Helen, age twenty-three, starts her communication in a very intense, almost overwhelming way.  “You have to help me.  I don’t know what to do—it’s terrible.  I don’t know how I ever got myself in such a mess.  I’m going to have to quit my job and move.  There’s no other choice.  I just have to.  I can’t stay around.  I can’t face people.  There’s just no way I can deal with this.  [You ask in a slightly excited tone: What happened?]  I can’t tell you.  I can’t tell anyone.  If anyone ever found out about this, well—I just—I can’t tell you.  I can’t tell anyone.  [You say: I can’t imagine what would seem so terrible.  What could happen that would make you want to quit your job and feel it would be awful if anyone found out about it?]  It’s so terrible.  I don’t see how I could be so stupid.  It’s horrible!  I’m so stupid.  Now everything is ruined, everything is ruined.  [You say: Sometimes bad things happen, but that doesn’t mean that we are stupid.]  You don’t know what happened.  You don’t know how really bad, stupid, horrible it really is.  [You ask: Would you tell me what happened if I guess?]  No—yes—I don’t know.  Go ahead.  [You ask: Did you get raped or something like that?]  Oh, my God, no!  It’s nothing like that.  Wow!  That would really be terrible.  I don’t know what I would do if something like that ever happened to me.  [You ask: If it’s not so bad as that, can you tell me a little bit about what it has to do with?]  It’s really hard.  I can’t tell you.  I don’t know.  I have to tell someone.  I don’t’ know what to do.  What should I do?  [You say: I don’t know.  Let’s think about it.  Can you tell me what happened?]  Well, you were sort of right, but nothing really happened.  It’s a man.  A guy I work with.  I let him take me for a drink after work one evening, and on the way home—well, things got a little out of hand.  Nothing really happened, but he called this evening, and my husband answered the phone.  I think he knows something is going on.  I don’t know why I let it happen.  It was so stupid and dumb and terrible.  I want to tell my husband it’s nothing and that nothing happened.  I’m afraid, though.  I just know he would leave.”

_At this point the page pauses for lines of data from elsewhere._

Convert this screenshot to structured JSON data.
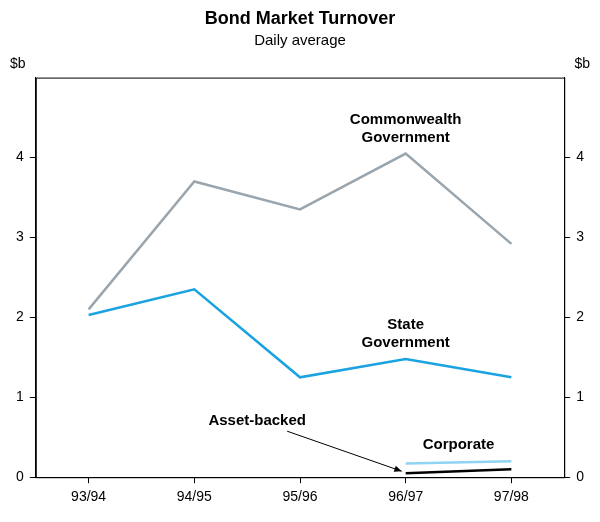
{
  "chart_data": {
    "type": "line",
    "title": "Bond Market Turnover",
    "subtitle": "Daily average",
    "ylabel": "$b",
    "categories": [
      "93/94",
      "94/95",
      "95/96",
      "96/97",
      "97/98"
    ],
    "series": [
      {
        "name": "Commonwealth Government",
        "color": "#9aa5ad",
        "values": [
          2.1,
          3.7,
          3.35,
          4.05,
          2.92
        ]
      },
      {
        "name": "State Government",
        "color": "#1aa3e0",
        "values": [
          2.03,
          2.35,
          1.25,
          1.48,
          1.25
        ]
      },
      {
        "name": "Corporate",
        "color": "#8fd3f5",
        "values": [
          null,
          null,
          null,
          0.17,
          0.2
        ]
      },
      {
        "name": "Asset-backed",
        "color": "#000000",
        "values": [
          null,
          null,
          null,
          0.05,
          0.1
        ]
      }
    ],
    "ylim": [
      0,
      5
    ],
    "yticks": [
      0,
      1,
      2,
      3,
      4
    ],
    "grid": false
  }
}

Sometimes it is necessary to guess or follow hunches when helping people express the content of their crises.  These guesses and hunches are based on our understanding of people, their situations, the interactions between them and their situations, and our understanding of the most likely causes and kinds of conflicts in those interactions.  When people are having extreme anxiety, guilt, embarrassment, and apprehension about anyone finding out what happened, it is important to note that the crisis frequently has a sexual component.  Think, for example, about your biggest secret.  What single incident or episode in your life would you be least willing to have published in your local newspaper?  Odds are that it has something to do with sex or sexual behavior.  Even if this is not true for you, it is true for most people.  When people are having extreme difficulty getting up the courage to tell you what happened, then it is a good bet that a sexual incident of some kind is involved.